SacreBlue Fri 03-May-13 14:52:40

I think OOH it is perfectly normal for many people to have a body home - I personally can't imagine not, but OTOH it is usually home the ancestral or where the person was living before they died.

I feel very sorry for the family of the deceased but either the body should go home to the mum's or the family should pay for the OP's entire stay at a hotel (tho this would definitely be the less preferred option) after all most funeral parlour would charge for the body to be kept there so the family would be paying if the mum really couldn't cope and there wasn't a second option.

StealthOfficialCrispTester Fri 03-May-13 14:58:14

I'm no expert but I think it would be a very bad idea for your sister to withhold her rent over this

CrowsLanding Fri 03-May-13 14:58:23

I can't quite believe what I'm reading. Your poor sis!
I agree with others who have suggested calling the funeral home or the vicar/priest. This really needs sorting out ASAP.

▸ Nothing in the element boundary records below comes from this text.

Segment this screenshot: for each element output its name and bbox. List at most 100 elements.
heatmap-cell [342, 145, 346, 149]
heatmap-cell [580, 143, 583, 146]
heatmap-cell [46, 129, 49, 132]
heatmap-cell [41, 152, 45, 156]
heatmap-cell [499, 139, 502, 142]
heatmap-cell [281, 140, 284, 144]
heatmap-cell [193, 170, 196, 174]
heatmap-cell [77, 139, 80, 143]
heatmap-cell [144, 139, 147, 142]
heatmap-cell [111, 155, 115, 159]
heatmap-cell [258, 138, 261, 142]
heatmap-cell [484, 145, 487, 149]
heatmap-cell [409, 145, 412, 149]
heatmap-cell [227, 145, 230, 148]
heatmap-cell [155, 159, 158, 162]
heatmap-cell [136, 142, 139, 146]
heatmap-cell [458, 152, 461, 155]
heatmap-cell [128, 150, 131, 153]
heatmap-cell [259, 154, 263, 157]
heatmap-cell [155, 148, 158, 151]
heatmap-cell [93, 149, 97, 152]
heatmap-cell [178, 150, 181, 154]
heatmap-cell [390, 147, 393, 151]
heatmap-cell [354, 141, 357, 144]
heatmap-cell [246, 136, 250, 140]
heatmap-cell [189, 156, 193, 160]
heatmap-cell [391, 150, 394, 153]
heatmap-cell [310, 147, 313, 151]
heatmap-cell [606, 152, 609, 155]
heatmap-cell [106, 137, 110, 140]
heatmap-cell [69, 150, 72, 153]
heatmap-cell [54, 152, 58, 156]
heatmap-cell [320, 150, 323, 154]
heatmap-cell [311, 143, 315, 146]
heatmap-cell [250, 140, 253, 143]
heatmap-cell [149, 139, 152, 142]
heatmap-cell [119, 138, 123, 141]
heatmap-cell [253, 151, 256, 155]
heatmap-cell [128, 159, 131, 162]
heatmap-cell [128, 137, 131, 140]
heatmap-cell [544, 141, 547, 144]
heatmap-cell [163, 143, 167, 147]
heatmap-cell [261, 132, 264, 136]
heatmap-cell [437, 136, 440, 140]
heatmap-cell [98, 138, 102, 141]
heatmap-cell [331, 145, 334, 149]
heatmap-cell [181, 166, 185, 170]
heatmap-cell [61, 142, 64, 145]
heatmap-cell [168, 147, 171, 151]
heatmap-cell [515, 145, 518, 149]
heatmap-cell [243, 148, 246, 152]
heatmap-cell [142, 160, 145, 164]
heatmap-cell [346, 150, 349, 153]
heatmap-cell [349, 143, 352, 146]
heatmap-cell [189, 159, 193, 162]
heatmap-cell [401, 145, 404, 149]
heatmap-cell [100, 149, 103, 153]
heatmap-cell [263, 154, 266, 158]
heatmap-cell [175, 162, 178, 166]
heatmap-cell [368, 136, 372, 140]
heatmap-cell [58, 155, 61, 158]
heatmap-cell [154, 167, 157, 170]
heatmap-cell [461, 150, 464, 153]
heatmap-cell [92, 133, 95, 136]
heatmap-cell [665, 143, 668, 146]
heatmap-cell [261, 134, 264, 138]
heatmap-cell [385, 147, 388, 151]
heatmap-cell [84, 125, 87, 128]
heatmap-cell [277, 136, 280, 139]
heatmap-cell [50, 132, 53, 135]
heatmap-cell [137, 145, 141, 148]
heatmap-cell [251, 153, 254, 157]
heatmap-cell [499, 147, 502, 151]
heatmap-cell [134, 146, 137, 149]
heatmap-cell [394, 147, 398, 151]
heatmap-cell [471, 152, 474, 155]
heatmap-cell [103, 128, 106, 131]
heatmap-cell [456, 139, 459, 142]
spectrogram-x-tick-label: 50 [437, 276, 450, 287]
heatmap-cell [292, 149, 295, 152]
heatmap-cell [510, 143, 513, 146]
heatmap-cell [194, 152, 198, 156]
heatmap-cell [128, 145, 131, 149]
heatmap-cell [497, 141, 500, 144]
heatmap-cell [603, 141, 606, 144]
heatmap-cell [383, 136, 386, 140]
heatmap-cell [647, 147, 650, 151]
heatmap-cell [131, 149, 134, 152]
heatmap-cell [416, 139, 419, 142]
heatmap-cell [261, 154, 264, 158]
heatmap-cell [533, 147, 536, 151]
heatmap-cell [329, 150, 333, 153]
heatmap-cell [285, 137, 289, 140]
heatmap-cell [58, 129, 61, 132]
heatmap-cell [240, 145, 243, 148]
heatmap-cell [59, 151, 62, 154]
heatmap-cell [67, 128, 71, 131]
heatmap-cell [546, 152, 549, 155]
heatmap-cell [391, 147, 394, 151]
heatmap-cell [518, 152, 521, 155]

onedev Fri 03-May-13 14:58:42

I'm from NI so it's perfectly normal to have the body at home but completely agree with Flogging & Voice - the body is back at their own home, not somewhere they never lived. This isn't on at all.

Plus, our funerals are always held within a day or 2, so it's ok to keep the heating off to keep the house cold for a couple of days but how would you manage that for 5 days?? That body will smell!

I also vote for phoning the funeral home & telling them that under no circumstances are they to bring the body to that address as permission is not given for the body to be there.
Hope your sister is ok as this is a horrible situation for her to have been put in. The flatmate really should have returned to her family home to stay with her mum & the body on rest there.

CrowsLanding Fri 03-May-13 14:59:04

Oh and tell your sis not to withhold rent, it is a very bad idea.

fuzzpig Fri 03-May-13 15:02:40

Omg. The idea of sharing a house with a corpse for 5 days. I just couldn't. Very unfair of them to foist this situation on your sister sad

cozietoesie Fri 03-May-13 15:04:11

She shouldn't of course - because it can't come to that if she's to continue living there in harmony. Priests in that neck of the woods are half religious and half politician/fixer - they have to be - so they would be the one to sort things out. The flatmate's mother would likely listen to a priest where they wouldn't listen to someone else and the undertaker who is bringing the body will also take directions from them where they probably wouldn't from a 'civilian'.

lottiegarbanzo Fri 03-May-13 15:06:46

Also, what is it the mother can't cope with? Body, or visitors? The latter makes sense. So, the flatmate should go home and help host. If your sister wants to offer an olive branch and some practical sympathy, she could offer a bit of help with domestic tasks, or some aspect of funeral preparations.